Methods: We conducted the study at a level one trauma center in California between 2008 and 2012. This was a retrospective analysis of data collected from computerized alcohol screening and intervention (CASI). We excluded patients who drank too little, and those whose scores were consistent with dependency (Alcohol Use Disorders Identification Test [AUDIT]>19). The CASI database includes the patient’s age, gender, language, education level, an AUDIT score (1-40 scale), a readiness to change score (1-10), and the option to choose any of 10 “reasons to cut back” on their alcohol consumption.

Results: From 10,537 patients, 1,202 met criteria for the study (848 ED, 354 trauma). Overall, the most common reasons cited for cutting back on alcohol were “To avoid health problems” (68.5%), “To avoid getting a DUI” (43.6%), “It could save me money” (42.0%), and “To avoid situations where I could get hurt” (41.0%). Trauma patients cited the following reasons significantly more than ED patients: “To avoid situations where I could get hurt” (46.3% versus 38.8%, respectively), “So I can be in control of my behavior” (40.7% versus 32.2%), and “My partner or spouse wants me to stop” (20.1% versus 15.0%). Additionally, those patients who cited “To avoid health problems” reported 1.2 points higher than average (p<0.001) on the 10-point readiness to change scale.

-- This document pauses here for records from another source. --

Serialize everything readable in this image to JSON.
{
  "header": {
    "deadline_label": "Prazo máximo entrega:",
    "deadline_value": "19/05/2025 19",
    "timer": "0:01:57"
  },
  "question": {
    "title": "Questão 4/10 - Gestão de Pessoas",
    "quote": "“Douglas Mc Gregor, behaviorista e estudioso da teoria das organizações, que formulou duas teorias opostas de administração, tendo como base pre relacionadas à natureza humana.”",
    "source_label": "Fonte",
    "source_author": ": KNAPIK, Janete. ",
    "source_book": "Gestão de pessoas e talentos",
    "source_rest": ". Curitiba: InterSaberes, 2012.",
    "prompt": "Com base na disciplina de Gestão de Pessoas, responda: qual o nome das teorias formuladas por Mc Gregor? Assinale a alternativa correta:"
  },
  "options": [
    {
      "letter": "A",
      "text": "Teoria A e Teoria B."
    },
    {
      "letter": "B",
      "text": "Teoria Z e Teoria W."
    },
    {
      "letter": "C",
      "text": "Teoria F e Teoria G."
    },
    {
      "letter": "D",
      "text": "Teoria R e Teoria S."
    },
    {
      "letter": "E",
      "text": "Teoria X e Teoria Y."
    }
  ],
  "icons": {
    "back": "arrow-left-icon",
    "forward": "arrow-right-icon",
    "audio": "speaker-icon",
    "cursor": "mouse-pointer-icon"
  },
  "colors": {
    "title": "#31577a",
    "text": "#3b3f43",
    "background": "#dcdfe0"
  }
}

Those who have completed some college or an associate degree cited “To avoid health problems” less often than high school graduates (odds ratio [OR] 0.45), while they cited “To avoid situations where I could get hurt” (OR 2.5) and “To avoid being in a car crash caused by alcohol use” (OR 3.8) more often than high school graduates.

Conclusion: Health, injury, finances, and legal issues remain top concerns for patients, while trauma patients specifically had proportionately more concerns with situations where they could get hurt. [West J Emerg Med. 2014;15(3):337–344.]